Bad news Connecticut commuters -- the days of sailing through your morning drive to work with relative speed are nearly over.

With many schools in the region resuming classes this week, expect a bit more company on the roads, in the form of parents ferrying their children to school, sometimes making multiple stops to pick up and drop off young students. Drivers can also expect to see the sidewalks peppered with children walking or riding their bikes to school.

Every back-to-school season requires a bit of an adjustment period as some motorists have to re-acclimate themselves to sharing the road, said Fran Mayko, spokeswoman for AAA Southern New England.

"Usually, the first week or so of school, it's a bit busier on the roads than normal because bus drivers are still figuring out routes and parents are driving kids to school, even though they could, should or plan on taking the bus," Mayko said. "So there's a lot of `activity' going on that drivers need to be aware of. It stands to reason that, the more traffic on the road, the riskier it gets for drivers and pedestrians."

Though accidents involving school buses or young pedestrians are relatively rare, they do happen. The National Highway Traffic Safety Administration reports that between 2000 and 2009, there were 1,245 fatal traffic crashes deemed school transportation-related, with 1,386 people killed in these crashes.

Over that same time period, 130 pedestrians younger than 19 died in school transportation-related crashes. More than two-thirds of these were struck by school buses and roughly another third were hit by other vehicles.

The traffic safety data also showed the worst time of day for these crashes was between 3 and 4 p.m.

Due to these risks, local law enforcement personnel advised caution on the roadways. In particular, you need to respect the iconic big yellow school buses that will be lumbering onto the streets soon, said State Police spokesman Lt. J. Paul Vance. When a bus displays its flashing red signal lights, other motorists need to stop within 10 feet of it to allow children to safely board or depart.

"Passing a standing school bus is extremely dangerous," Vance said. It's also illegal and typically carries a fine of about $465, he said.

Trumbull Deputy Police Chief Michael Harry was sympathetic to the plight of motorists sharing the road with school buses -- particularly those that stop multiple times on the same street, causing a line of traffic to form behind them.

"People get frustrated," Harry said.

With Trumbull resuming classes on Monday, he implored drivers to put the safety of children before their need to move more quickly. "Young children in particular are excited to being going back to school and see their friends again," Harry said. "So they're not really going to be attuned to the drivers on the road and what they're doing."

So, he said, drivers have to accommodate by being extra cautious. If you're really worried about getting delayed by a poky school bus, he said, try leaving a little bit earlier.

In Milford, where children return to school Wednesday, Lt. Vaughan Dumas said parents should also do what they can to keep their kids safe as they travel to school.

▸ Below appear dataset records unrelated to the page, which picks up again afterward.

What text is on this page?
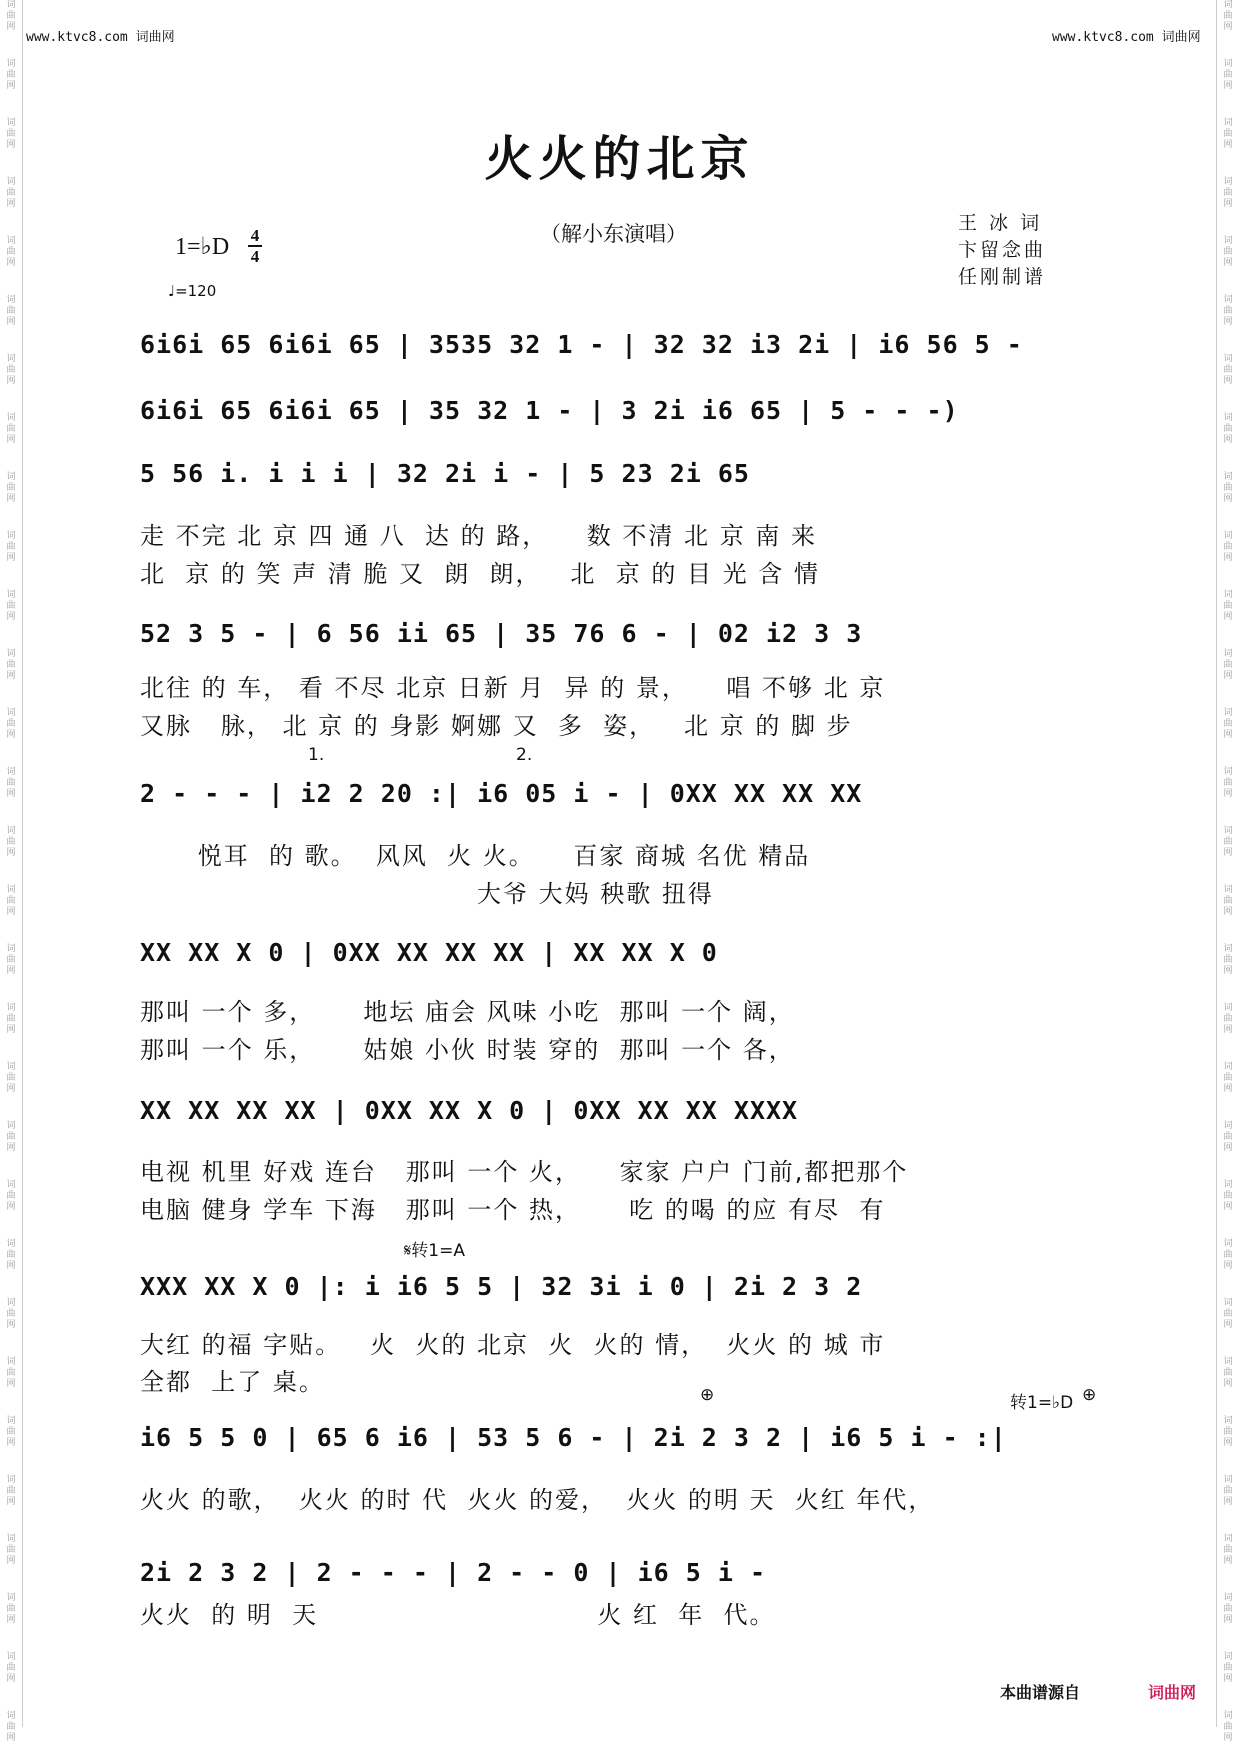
词
曲
网
词
曲
网
词
曲
网
词
曲
网
词
曲
网
词
曲
网
词
曲
网
词
曲
网
词
曲
网
词
曲
网
词
曲
网
词
曲
网
词
曲
网
词
曲
网
词
曲
网
词
曲
网
词
曲
网
词
曲
网
词
曲
网
词
曲
网
词
曲
网
词
曲
网
词
曲
网
词
曲
网
词
曲
网
词
曲
网
词
曲
网
词
曲
网
词
曲
网
词
曲
网
词
曲
网
词
曲
网
词
曲
网
词
曲
网
词
曲
网
词
曲
网
词
曲
网
词
曲
网
词
曲
网
词
曲
网
词
曲
网
词
曲
网
词
曲
网
词
曲
网
词
曲
网
词
曲
网
词
曲
网
词
曲
网
词
曲
网
词
曲
网
词
曲
网
词
曲
网
词
曲
网
词
曲
网
词
曲
网
词
曲
网
词
曲
网
词
曲
网
词
曲
网
词
曲
网
www.ktvc8.com 词曲网	www.ktvc8.com 词曲网
火火的北京
（解小东演唱）
1=♭D 4
4
♩=120
王 冰 词
卞留念曲
任刚制谱
6i6i 65 6i6i 65 | 3535 32 1 - | 32 32 i3 2i | i6 56 5 -
6i6i 65 6i6i 65 | 35 32 1 - | 3 2i i6 65 | 5 - - -)
5 56 i. i i i | 32 2i i - | 5 23 2i 65
52 3 5 - | 6 56 ii 65 | 35 76 6 - | 02 i2 3 3
2 - - - | i2 2 20 :| i6 05 i - | 0XX XX XX XX
XX XX X 0 | 0XX XX XX XX | XX XX X 0
XX XX XX XX | 0XX XX X 0 | 0XX XX XX XXXX
XXX XX X 0 |: i i6 5 5 | 32 3i i 0 | 2i 2 3 2
i6 5 5 0 | 65 6 i6 | 53 5 6 - | 2i 2 3 2 | i6 5 i - :|
2i 2 3 2 | 2 - - - | 2 - - 0 | i6 5 i -
𝄋转1=A
1.	2.
⊕	转1=♭D ⊕
走 不完 北 京 四 通 八  达 的 路，    数 不清 北 京 南 来
北  京 的 笑 声 清 脆 又  朗  朗，   北  京 的 目 光 含 情
北往 的 车， 看 不尽 北京 日新 月  异 的 景，    唱 不够 北 京
又脉   脉， 北 京 的 身影 婀娜 又  多  姿，   北 京 的 脚 步
悦耳  的 歌。  风风  火 火。    百家 商城 名优 精品
大爷 大妈 秧歌 扭得
那叫 一个 多，     地坛 庙会 风味 小吃  那叫 一个 阔，
那叫 一个 乐，     姑娘 小伙 时装 穿的  那叫 一个 各，
电视 机里 好戏 连台   那叫 一个 火，    家家 户户 门前,都把那个
电脑 健身 学车 下海   那叫 一个 热，     吃 的喝 的应 有尽  有
大红 的福 字贴。   火  火的 北京  火  火的 情，  火火 的 城 市
全都  上了 桌。
火火 的歌，  火火 的时 代  火火 的爱，  火火 的明 天  火红 年代，
火火  的 明  天                             火 红  年  代。
本曲谱源自	词曲网
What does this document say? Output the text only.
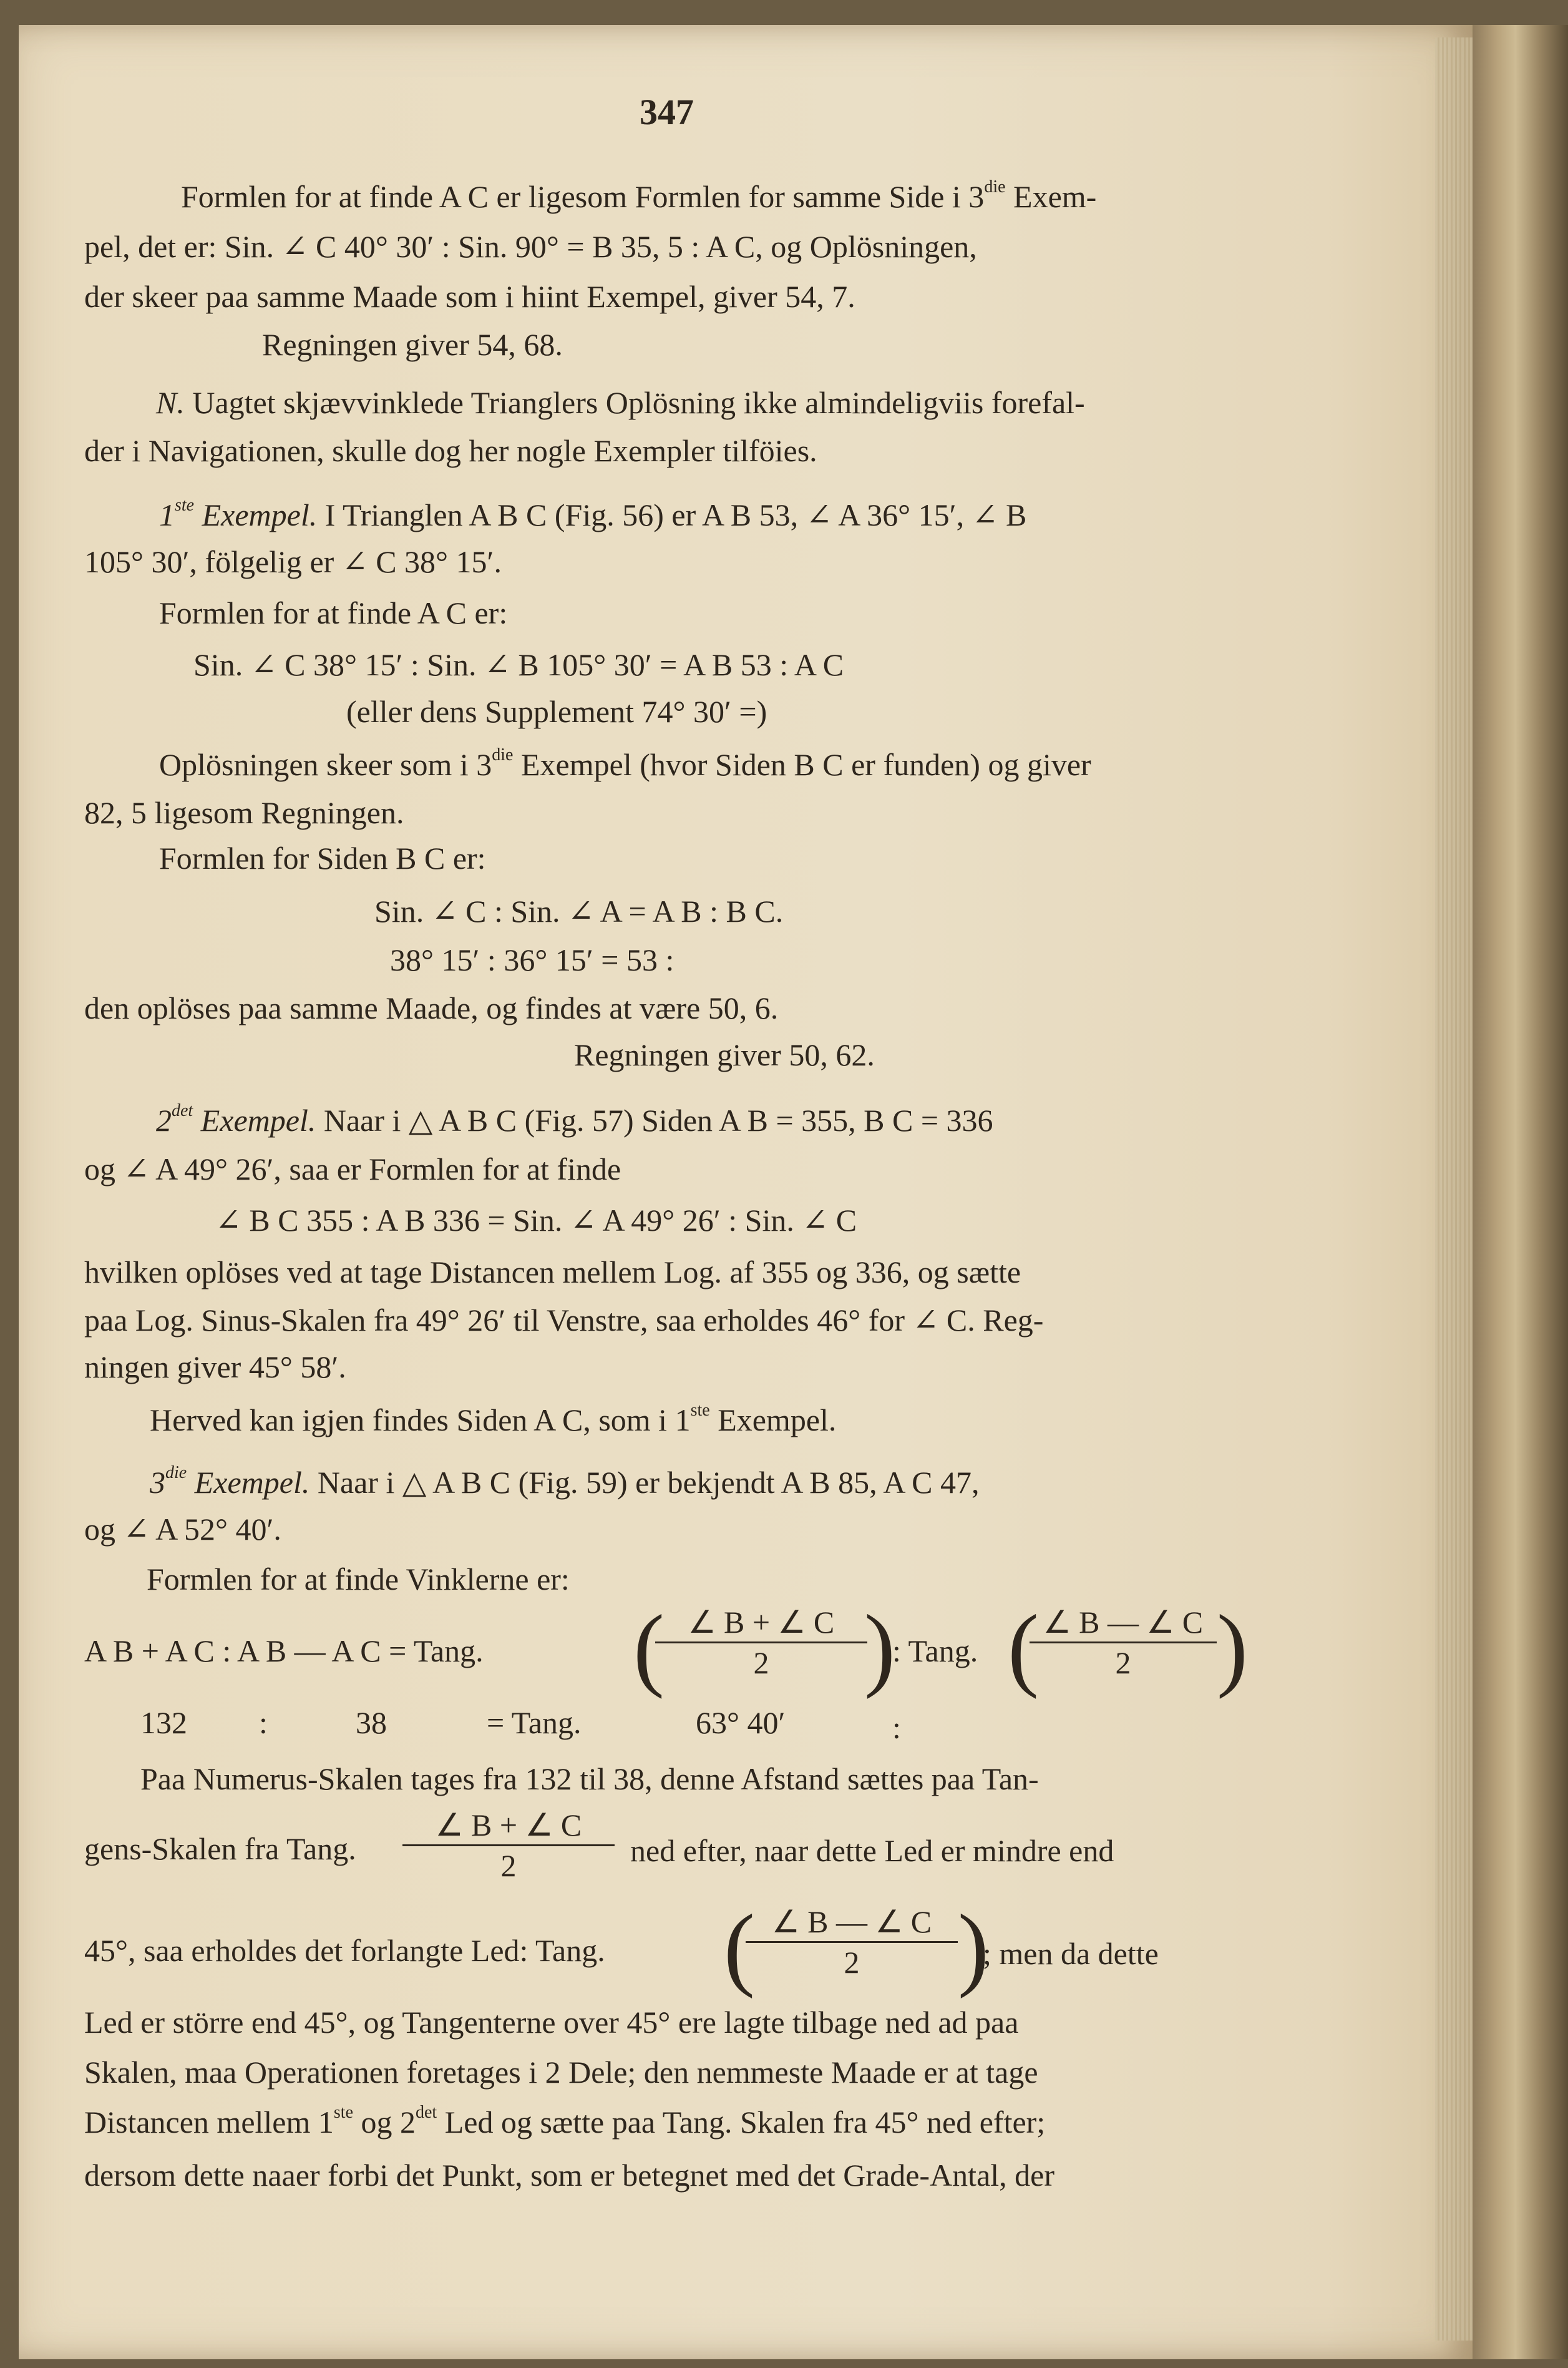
347
Formlen for at finde A C er ligesom Formlen for samme Side i $3^{die}$ Exem-
pel, det er: Sin. ∠ C 40° 30′ : Sin. 90° = B 35, 5 : A C, og Oplösningen,
der skeer paa samme Maade som i hiint Exempel, giver 54, 7.
Regningen giver 54, 68.
N. Uagtet skjævvinklede Trianglers Oplösning ikke almindeligviis forefal-
der i Navigationen, skulle dog her nogle Exempler tilföies.
1ste Exempel. I Trianglen A B C (Fig. 56) er A B 53, ∠ A 36° 15′, ∠ B
105° 30′, fölgelig er ∠ C 38° 15′.
Formlen for at finde A C er:
Sin. ∠ C 38° 15′ : Sin. ∠ B 105° 30′ = A B 53 : A C
(eller dens Supplement 74° 30′ =)
Oplösningen skeer som i $3^{die}$ Exempel (hvor Siden B C er funden) og giver
82, 5 ligesom Regningen.
Formlen for Siden B C er:
Sin. ∠ C : Sin. ∠ A = A B : B C.
38° 15′ : 36° 15′ = 53 :
den oplöses paa samme Maade, og findes at være 50, 6.
Regningen giver 50, 62.
$2^{det}$ Exempel. Naar i △ A B C (Fig. 57) Siden A B = 355, B C = 336
og ∠ A 49° 26′, saa er Formlen for at finde
∠ B C 355 : A B 336 = Sin. ∠ A 49° 26′ : Sin. ∠ C
hvilken oplöses ved at tage Distancen mellem Log. af 355 og 336, og sætte
paa Log. Sinus-Skalen fra 49° 26′ til Venstre, saa erholdes 46° for ∠ C. Reg-
ningen giver 45° 58′.
Herved kan igjen findes Siden A C, som i 1ste Exempel.
$3^{die}$ Exempel. Naar i △ A B C (Fig. 59) er bekjendt A B 85, A C 47,
og ∠ A 52° 40′.
Formlen for at finde Vinklerne er:
A B + A C : A B — A C = Tang. ( ∠ B + ∠ C
2	)
: Tang. ( ∠ B — ∠ C
2 )
132 :	38	= Tang.	63° 40′	:
Paa Numerus-Skalen tages fra 132 til 38, denne Afstand sættes paa Tan-
gens-Skalen fra Tang.
∠ B + ∠ C
2	ned efter, naar dette Led er mindre end
45°, saa erholdes det forlangte Led: Tang. ( ∠ B — ∠ C
2	)
; men da dette
Led er större end 45°, og Tangenterne over 45° ere lagte tilbage ned ad paa
Skalen, maa Operationen foretages i 2 Dele; den nemmeste Maade er at tage
Distancen mellem 1ste og $2^{det}$ Led og sætte paa Tang. Skalen fra 45° ned efter;
dersom dette naaer forbi det Punkt, som er betegnet med det Grade-Antal, der
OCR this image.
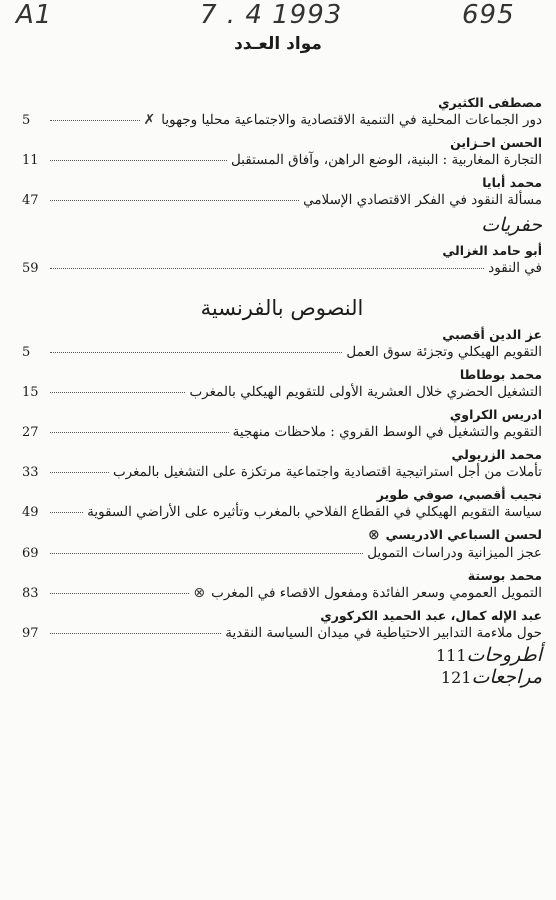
A1	7 . 4 1993	695
مواد العـدد
مصطفى الكثيري
دور الجماعات المحلية في التنمية الاقتصادية والاجتماعية محليا وجهويا
✗
5
الحسن احـزاين
التجارة المغاربية : البنية، الوضع الراهن، وآفاق المستقبل
11
محمد أبايا
مسألة النقود في الفكر الاقتصادي الإسلامي
47
حفريات
أبو حامد الغزالي
في النقود
59
النصوص بالفرنسية
عز الدين أقصبي
التقويم الهيكلي وتجزئة سوق العمل
5
محمد بوطاطا
التشغيل الحضري خلال العشرية الأولى للتقويم الهيكلي بالمغرب
15
ادريس الكراوي
التقويم والتشغيل في الوسط القروي : ملاحظات منهجية
27
محمد الزريولي
تأملات من أجل استراتيجية اقتصادية واجتماعية مرتكزة على التشغيل بالمغرب
33
نجيب أقصبي، صوفي طوير
سياسة التقويم الهيكلي في القطاع الفلاحي بالمغرب وتأثيره على الأراضي السقوية
49
لحسن السباعي الادريسي⊗
عجز الميزانية ودراسات التمويل
69
محمد بوستة
التمويل العمومي وسعر الفائدة ومفعول الاقصاء في المغرب
⊗
83
عبد الإله كمال، عبد الحميد الكركوري
حول ملاءمة التدابير الاحتياطية في ميدان السياسة النقدية
97
أطروحات
111
مراجعات
121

For instance, younger children who walk to school should be accompanied by an adult chaperone. Also, Dumas advised having kids walk on the side of the street that faces the flow of traffic.

Though accommodating for the shift in traffic patterns might be tricky for motorists and pedestrians to master at first, Harry said the period of adjustment is usually mercifully short.

"After a couple weeks, people get used to it," he said.